Upon consulting with the radio man I discovered that Eric had not passed by yet.  We began to wait impatiently.  I was really beginning to not like the waiting.  At this point Eric was late arriving and we were wondering if the bike was having clutch problems again. 

About an hour later Eric finally rounded the corner before the pit.  I could immediately see something was wrong with the motorcycle by the way he was riding it.  I was relieved to see him, but I was full of questions.  He rolled to a stop and shut off the bike.  He was disgusted with himself and apologized immediately for slowing us down again.

Shortly after pit 4 Eric was ripping right along the coast when he came into a curve that had a large water puddle in it from the rain two nights earlier.  The puddle was not there when Eric pre-ran and it was right in the line he planned on using.  In his attempt to avoid crashing in the water puddle he laid the bike over and slid across the hard packed dirt.  He became separated from the bike and watched in horror as the bike fell over a cliff toward the ocean below.  After a brief silence he heard a crunching thud as the bike landed on the rocks.  Eric knew our race was over and he had just literally thrown it way, into the ocean. 

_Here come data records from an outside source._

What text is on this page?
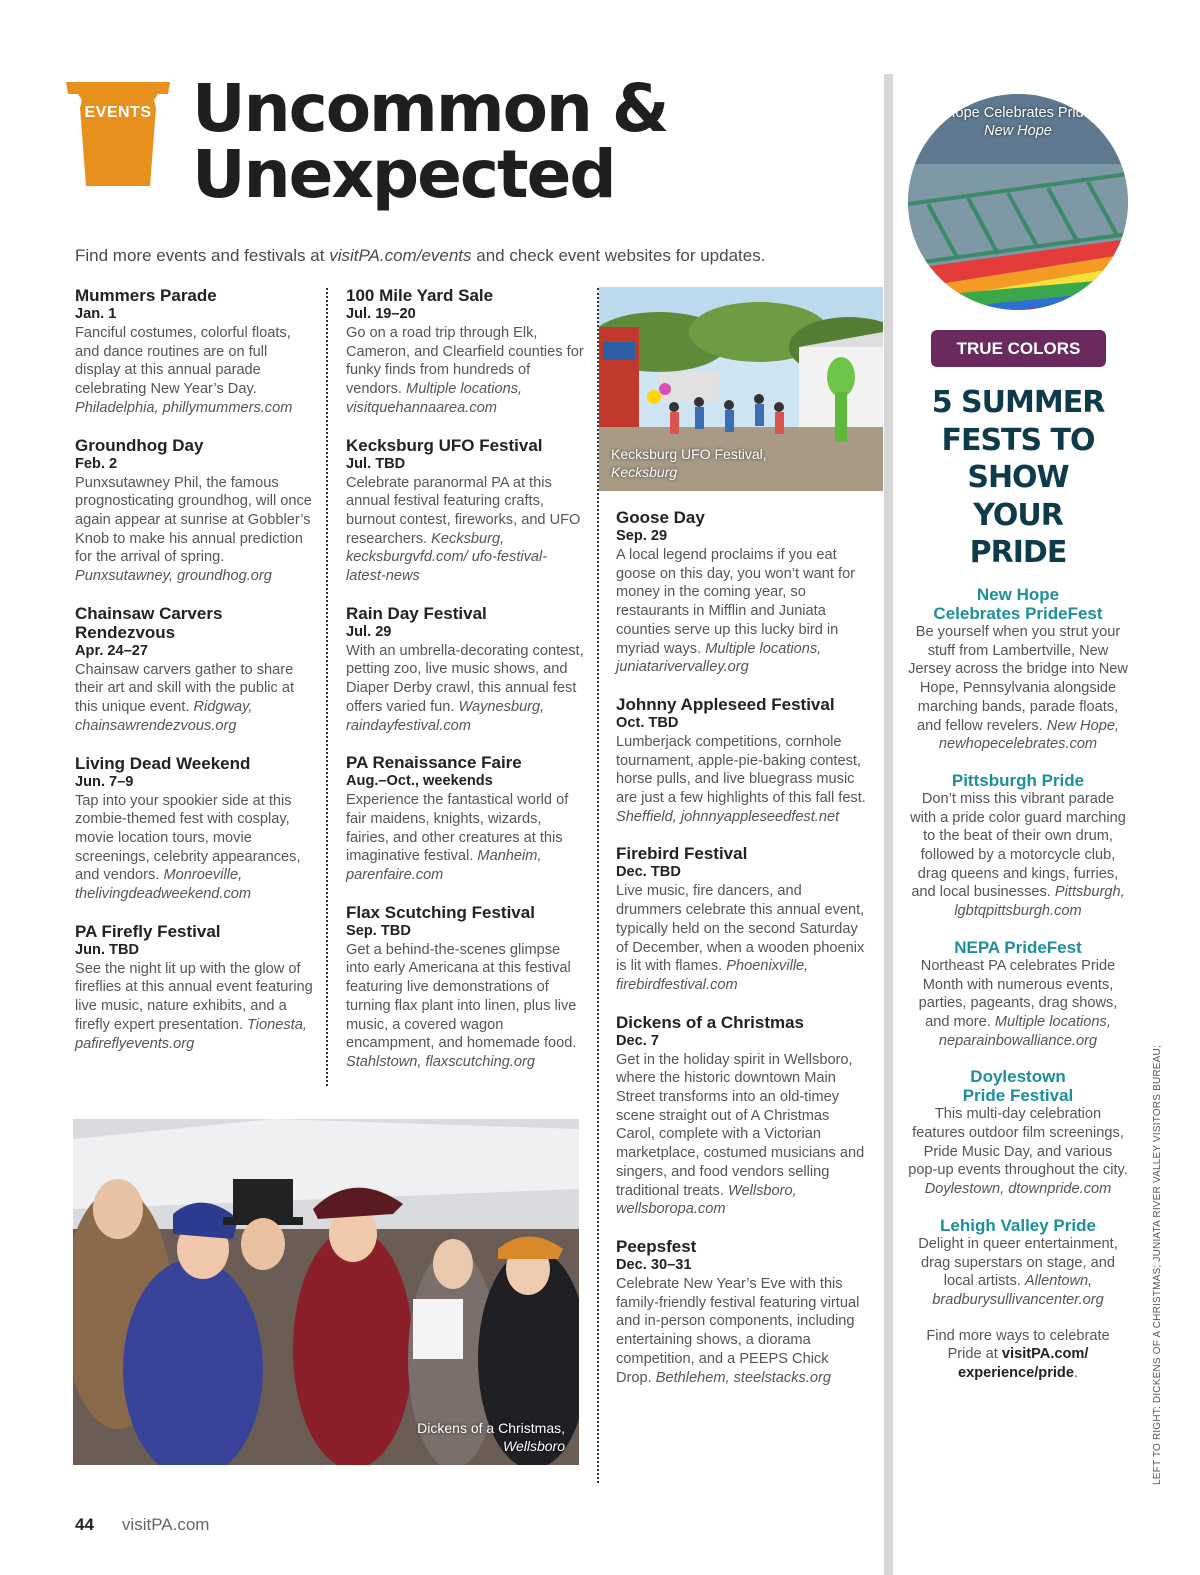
EVENTS Uncommon &
Unexpected
Find more events and festivals at visitPA.com/events and check event websites for updates.
Mummers Parade
Jan. 1
Fanciful costumes, colorful floats, and dance routines are on full display at this annual parade celebrating New Year’s Day. Philadelphia, phillymummers.com
Groundhog Day
Feb. 2
Punxsutawney Phil, the famous prognosticating groundhog, will once again appear at sunrise at Gobbler’s Knob to make his annual prediction for the arrival of spring. Punxsutawney, groundhog.org
Chainsaw Carvers Rendezvous
Apr. 24–27
Chainsaw carvers gather to share their art and skill with the public at this unique event. Ridgway, chainsawrendezvous.org
Living Dead Weekend
Jun. 7–9
Tap into your spookier side at this zombie-themed fest with cosplay, movie location tours, movie screenings, celebrity appearances, and vendors. Monroeville, thelivingdeadweekend.com
PA Firefly Festival
Jun. TBD
See the night lit up with the glow of fireflies at this annual event featuring live music, nature exhibits, and a firefly expert presentation. Tionesta, pafireflyevents.org
100 Mile Yard Sale
Jul. 19–20
Go on a road trip through Elk, Cameron, and Clearfield counties for funky finds from hundreds of vendors. Multiple locations, visitquehannaarea.com
Kecksburg UFO Festival
Jul. TBD
Celebrate paranormal PA at this annual festival featuring crafts, burnout contest, fireworks, and UFO researchers. Kecksburg, kecksburgvfd.com/ ufo-festival-latest-news
Rain Day Festival
Jul. 29
With an umbrella-decorating contest, petting zoo, live music shows, and Diaper Derby crawl, this annual fest offers varied fun. Waynesburg, raindayfestival.com
PA Renaissance Faire
Aug.–Oct., weekends
Experience the fantastical world of fair maidens, knights, wizards, fairies, and other creatures at this imaginative festival. Manheim, parenfaire.com
Flax Scutching Festival
Sep. TBD
Get a behind-the-scenes glimpse into early Americana at this festival featuring live demonstrations of turning flax plant into linen, plus live music, a covered wagon encampment, and homemade food. Stahlstown, flaxscutching.org
Goose Day
Sep. 29
A local legend proclaims if you eat goose on this day, you won’t want for money in the coming year, so restaurants in Mifflin and Juniata counties serve up this lucky bird in myriad ways. Multiple locations, juniatarivervalley.org
Johnny Appleseed Festival
Oct. TBD
Lumberjack competitions, cornhole tournament, apple-pie-baking contest, horse pulls, and live bluegrass music are just a few highlights of this fall fest. Sheffield, johnnyappleseedfest.net
Firebird Festival
Dec. TBD
Live music, fire dancers, and drummers celebrate this annual event, typically held on the second Saturday of December, when a wooden phoenix is lit with flames. Phoenixville, firebirdfestival.com
Dickens of a Christmas
Dec. 7
Get in the holiday spirit in Wellsboro, where the historic downtown Main Street transforms into an old-timey scene straight out of A Christmas Carol, complete with a Victorian marketplace, costumed musicians and singers, and food vendors selling traditional treats. Wellsboro, wellsboropa.com
Peepsfest
Dec. 30–31
Celebrate New Year’s Eve with this family-friendly festival featuring virtual and in-person components, including entertaining shows, a diorama competition, and a PEEPS Chick Drop. Bethlehem, steelstacks.org
Kecksburg UFO Festival,
Kecksburg
Dickens of a Christmas,
Wellsboro
New Hope Celebrates PrideFest,
New Hope
TRUE COLORS
5 SUMMER
FESTS TO
SHOW
YOUR
PRIDE
New Hope
Celebrates PrideFest
Be yourself when you strut your stuff from Lambertville, New Jersey across the bridge into New Hope, Pennsylvania alongside marching bands, parade floats, and fellow revelers. New Hope, newhopecelebrates.com
Pittsburgh Pride
Don’t miss this vibrant parade with a pride color guard marching to the beat of their own drum, followed by a motorcycle club, drag queens and kings, furries, and local businesses. Pittsburgh, lgbtqpittsburgh.com
NEPA PrideFest
Northeast PA celebrates Pride Month with numerous events, parties, pageants, drag shows, and more. Multiple locations, neparainbowalliance.org
Doylestown
Pride Festival
This multi-day celebration features outdoor film screenings, Pride Music Day, and various pop-up events throughout the city. Doylestown, dtownpride.com
Lehigh Valley Pride
Delight in queer entertainment, drag superstars on stage, and local artists. Allentown, bradburysullivancenter.org
Find more ways to celebrate Pride at visitPA.com/ experience/pride.	LEFT TO RIGHT: DICKENS OF A CHRISTMAS; JUNIATA RIVER VALLEY VISITORS BUREAU;
44 visitPA.com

He ran to the edge of the cliff to discover the bike laying on the rocks about 30 feet below.  The ocean waves were lapping at the bike.  Some local spectators were nearby and rushed over to have a look too.  Eric and a couple of guys found a way to scramble down to the bike.  To his dismay the bike was not completely destroyed.  The only major issue he saw was the handlebars were snapped off and dangling by the cables.  One of the locals produced a rope and they used a pickup to drag the bike back up the cliff.  They then loaded the bike in the pickup and returned to pit 4.  Eric knew that was his best bet to repair the bike.

The pit guys were shocked to see Eric arrive with his bike in the back of a pickup, but they jumped into action.  There was one giant problem, they had no spare handlebars!  Eric thought our race was over and was ashamed that he had just ruined everyone’s race. 

When competing in team races in Baja you must make sure that you get the bike to the next rider.  I often found that I would dial my speed down a little to ensure I didn’t ruin our race.  You can’t win the race in the first 200 miles of a 1734 mile race, but you sure can end your race there.

Eric was scrambling for a solution to his predicament, when one was discovered.  An American spectator was sitting there at the pit watching the action from the seat of his quad.  He had a vacation house nearby and his neighbor’s house belonged to our teammate John Albro’s mom.  He recognized Eric and offered the handlebars on his quad so he could continue in the race.  They were not exactly interchangeable, but they would be better than nothing.  Eric knew he only needed to get to pit 5 where we would be waiting with two spare XR 650s that he could rob parts from.  So after a few minutes of wrenching the handlebars where swapped out and Eric was back under way.  How the Good Samaritan managed to get his quad home I never heard, but his help saved our race.

Eric told us the story of what happened while we were frantically wrenching on the bike.  I yanked the bars off the bike in the back of the Nissan, while one of the pit guys stripped the race bike of the quad bars.  The exhaust pipe was smashed and bent, but it was not bad enough to change.  The radiator was bent as well, but not leaking, so it was left alone.  The rest of the damage was all cosmetic that we could see.  About 30 minutes later the bike was repaired.  The steering stabilizer was damaged which would affect the handling for the rest of the race, but we didn’t care.  We were just relieved that we would be able to continue.  We watched in excitement as Eric rode off.  The engine still sounded great and the clutch had worked flawlessly since replaced. 

I installed the quad bars on the spare bike so I could secure the bike in the bed.  Glen and Dayton assisted me as I packed everything back up.  We had little time to spare.  The next miles of the course continued to be very fast.  We wanted to get to a highway crossing south of San Quintin to check Eric because that would be the last time we saw him for a while as he turned inland before the course headed south to another road section.